Crash A320: 2e boîte noire retrouvée, le copilote avait fait des recherches sur le suicide

    jeudi 2 avril 2015

    La deuxième boîte noire de l’A320 de Germanwings, qui s’est écrasé le 24 mars dans les Alpes-de-Haute-Provence, a été découverte jeudi, et la justice allemande a révélé que le copilote de l’avion avait fait des recherches sur internet sur le suicide. Neuf jours après le crash de l’avion de la compagnie allemande Germanwings, filiale low cost de Lufthansa, qui a provoqué la mort de 150 personnes, la seconde boîte noire a été retrouvée jeudi en début d’après-midi, a annoncé à l’AFP le procureur de la République de Marseille Brice Robin. Elle a été « noircie » par le feu, mais son état « laisse raisonnablement espérer la possibilité d’une exploitation », a précisé ensuite M. Robin, lors d’une conférence de presse. Cette pièce essentielle à l’enquête, a-t-il ajouté, contient « 500 paramètres » – la vitesse, l’altitude ou le régime moteur de l’avion notamment – du vol depuis Barcelone (Espagne). 
    Elle a été retrouvée par une femme gendarme du Peloton de gendarmerie de haute montagne (PGHM) de Chamonix, enfouie à environ 20 cm sous terre, dans une zone qui avait déjà été fouillée par des enquêteurs, sur la gauche d’une ravine, a poursuivi le magistrat.  Après la récupération des restes humains des 150 personnes à bord, « 150 profils ADN ont été isolés », a poursuivi M. Robin. Mais « cela ne signifie pas que nous avons identifié les 150 victimes. Il reste à effectuer la comparaison des ADN post-mortem avec les ADN ante-mortem », fournis par les familles, a-t-il expliqué.
    La remise des corps aux familles aura lieu après « validation » des identifications, a-t-il précisé, en évaluant à « trois à cinq » semaines le délai nécessaire pour identifier les victimes. La première boîte noire, qui renfermait les enregistrements des sons et conversations dans le cockpit, avait été retrouvée le jour même du drame. Son analyse avait révélé que le copilote Andreas Lubitz, 27 ans, était seul dans le cockpit. 
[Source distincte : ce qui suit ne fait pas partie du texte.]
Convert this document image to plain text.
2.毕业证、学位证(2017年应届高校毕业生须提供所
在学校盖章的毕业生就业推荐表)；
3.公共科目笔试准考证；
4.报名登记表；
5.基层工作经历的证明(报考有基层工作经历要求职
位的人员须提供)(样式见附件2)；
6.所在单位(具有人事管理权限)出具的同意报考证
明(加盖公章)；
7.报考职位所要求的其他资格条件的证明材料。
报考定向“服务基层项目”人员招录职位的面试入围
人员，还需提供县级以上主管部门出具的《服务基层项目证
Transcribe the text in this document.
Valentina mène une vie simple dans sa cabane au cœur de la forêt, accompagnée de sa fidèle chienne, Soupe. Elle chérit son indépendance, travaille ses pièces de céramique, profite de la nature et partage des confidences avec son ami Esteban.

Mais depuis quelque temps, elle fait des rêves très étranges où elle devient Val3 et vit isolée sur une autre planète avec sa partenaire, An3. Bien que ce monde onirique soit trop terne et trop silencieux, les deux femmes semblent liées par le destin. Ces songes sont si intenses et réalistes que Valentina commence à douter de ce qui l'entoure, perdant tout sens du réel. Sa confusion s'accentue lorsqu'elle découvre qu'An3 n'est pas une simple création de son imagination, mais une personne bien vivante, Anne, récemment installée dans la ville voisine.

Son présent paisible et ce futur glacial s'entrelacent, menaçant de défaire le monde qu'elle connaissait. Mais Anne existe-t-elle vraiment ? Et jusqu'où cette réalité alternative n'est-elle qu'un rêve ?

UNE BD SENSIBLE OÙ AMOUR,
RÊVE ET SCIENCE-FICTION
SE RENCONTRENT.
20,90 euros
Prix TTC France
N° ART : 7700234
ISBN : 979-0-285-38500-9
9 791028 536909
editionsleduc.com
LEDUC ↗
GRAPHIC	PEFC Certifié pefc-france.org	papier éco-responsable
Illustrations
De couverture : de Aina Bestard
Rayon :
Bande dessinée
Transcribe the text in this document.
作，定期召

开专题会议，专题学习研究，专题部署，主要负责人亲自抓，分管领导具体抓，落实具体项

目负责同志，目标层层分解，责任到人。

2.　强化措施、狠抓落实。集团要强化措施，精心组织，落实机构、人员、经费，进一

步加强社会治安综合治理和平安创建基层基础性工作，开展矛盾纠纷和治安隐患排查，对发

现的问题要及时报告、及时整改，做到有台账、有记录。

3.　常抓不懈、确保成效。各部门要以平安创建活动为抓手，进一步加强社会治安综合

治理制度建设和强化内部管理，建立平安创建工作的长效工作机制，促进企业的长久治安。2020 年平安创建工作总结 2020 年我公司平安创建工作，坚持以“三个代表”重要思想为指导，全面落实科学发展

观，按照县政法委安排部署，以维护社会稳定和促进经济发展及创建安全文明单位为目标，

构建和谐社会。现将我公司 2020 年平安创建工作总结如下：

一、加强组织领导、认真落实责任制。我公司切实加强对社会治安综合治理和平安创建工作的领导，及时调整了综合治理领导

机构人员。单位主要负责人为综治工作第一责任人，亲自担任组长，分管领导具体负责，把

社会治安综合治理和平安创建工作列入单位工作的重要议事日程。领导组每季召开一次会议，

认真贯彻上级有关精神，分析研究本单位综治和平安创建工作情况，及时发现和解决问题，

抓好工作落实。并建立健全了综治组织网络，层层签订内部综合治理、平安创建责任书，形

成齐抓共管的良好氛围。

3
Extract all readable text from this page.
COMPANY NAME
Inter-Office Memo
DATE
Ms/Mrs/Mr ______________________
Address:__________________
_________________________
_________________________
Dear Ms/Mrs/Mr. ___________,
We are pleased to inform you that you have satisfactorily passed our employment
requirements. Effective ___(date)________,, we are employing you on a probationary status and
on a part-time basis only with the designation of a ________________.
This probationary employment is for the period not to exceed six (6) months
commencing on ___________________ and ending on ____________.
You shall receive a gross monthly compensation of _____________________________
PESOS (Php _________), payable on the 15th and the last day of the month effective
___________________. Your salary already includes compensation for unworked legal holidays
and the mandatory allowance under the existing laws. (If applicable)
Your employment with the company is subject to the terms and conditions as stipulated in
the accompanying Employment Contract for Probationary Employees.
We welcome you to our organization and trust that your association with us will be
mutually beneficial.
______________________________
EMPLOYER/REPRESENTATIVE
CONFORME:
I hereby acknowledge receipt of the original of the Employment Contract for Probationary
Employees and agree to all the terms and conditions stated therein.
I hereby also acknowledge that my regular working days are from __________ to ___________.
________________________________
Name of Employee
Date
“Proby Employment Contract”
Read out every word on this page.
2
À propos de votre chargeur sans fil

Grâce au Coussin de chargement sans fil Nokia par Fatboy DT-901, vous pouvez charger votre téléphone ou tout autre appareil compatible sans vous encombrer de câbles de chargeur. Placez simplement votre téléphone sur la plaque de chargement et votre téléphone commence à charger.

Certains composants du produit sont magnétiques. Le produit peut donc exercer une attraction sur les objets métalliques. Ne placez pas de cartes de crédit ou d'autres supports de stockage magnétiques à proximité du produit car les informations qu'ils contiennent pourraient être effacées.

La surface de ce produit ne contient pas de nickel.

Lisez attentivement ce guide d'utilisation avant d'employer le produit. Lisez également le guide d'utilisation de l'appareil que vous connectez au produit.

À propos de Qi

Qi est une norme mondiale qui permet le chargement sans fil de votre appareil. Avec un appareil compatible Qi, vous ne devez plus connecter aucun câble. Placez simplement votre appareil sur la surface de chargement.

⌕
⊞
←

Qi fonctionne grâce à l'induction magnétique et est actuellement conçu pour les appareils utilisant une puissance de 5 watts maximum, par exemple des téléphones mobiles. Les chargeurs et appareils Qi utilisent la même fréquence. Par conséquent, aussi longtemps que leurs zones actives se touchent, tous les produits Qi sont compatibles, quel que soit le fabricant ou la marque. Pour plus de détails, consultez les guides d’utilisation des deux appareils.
    Il a « volontairement permis la chute de l’avion », avait révélé M. Robin deux jours après le drame, après avoir reçu des familles et proches des victimes, en transit à Marseille avant de se rendre à Seyne-les-Alpes et au Vernet, en Haute-Provence, des villages proches du lieu du drame.  Le ministre de l’Intérieur Bernard Cazeneuve y est attendu vendredi.
     
    Des recherches ‘sur les manières de se suicider’
     
    En Allemagne, dont 72 ressortissants ont péri dans le crash, l’enquête s’est rapidement orientée vers la personnalité du copilote. La justice allemande a découvert qu’il avait « été en traitement psychothérapeutique pour des tendances suicidaires il y a de nombreuses années », avant l’obtention de son brevet de pilote.  Le copilote avait par ailleurs informé son école de pilotage en 2009 qu’il avait connu un « épisode dépressif sévère ».
    Sur une tablette saisie lors d’une perquisition dans l’un de ses domiciles, les enquêteurs ont pu accéder aux recherches qu’il avait effectuées sur internet jusqu’au 23 mars : elles montrent qu’il s’est « informé sur les manières de se suicider » ainsi que sur « les portes de cockpit et leurs mesures de sécurité », a indiqué jeudi le parquet de Düsseldorf, en charge de la partie allemande de l’enquête.
    Le crash a conduit des compagnies aériennes à revoir les mesures de sécurité après les recommandations émises par l’Agence européenne de sécurité aérienne. A titre conservatoire, en attendant les résultats de l’enquête, deux personnes sont depuis mercredi en permanence dans les cockpits des avions Air France-KLM. Le PDG de Lufthansa et celui de Germanwings se sont rendus dans les Alpes-de-Haute-Provence mercredi. Ils se sont recueillis devant une stèle en hommage aux victimes et ont promis une aide à leurs familles et à leurs proches.
    Près de 400 gendarmes sont toujours sur le site, mais les effectifs devraient sensiblement baisser dans les prochains jours, qui seront consacrés au relevage des éléments lourds de l’avion, dont certains sont encastrés dans le sol.
    La gendarmerie a indiqué mardi soir qu’il n’y avait « plus de corps sur la zone du crash », le travail consistant désormais à « récupérer les effets personnels » des passagers. Des restes humains pourraient être toutefois retrouvés en périphérie de cette zone, ont précisé les gendarmes.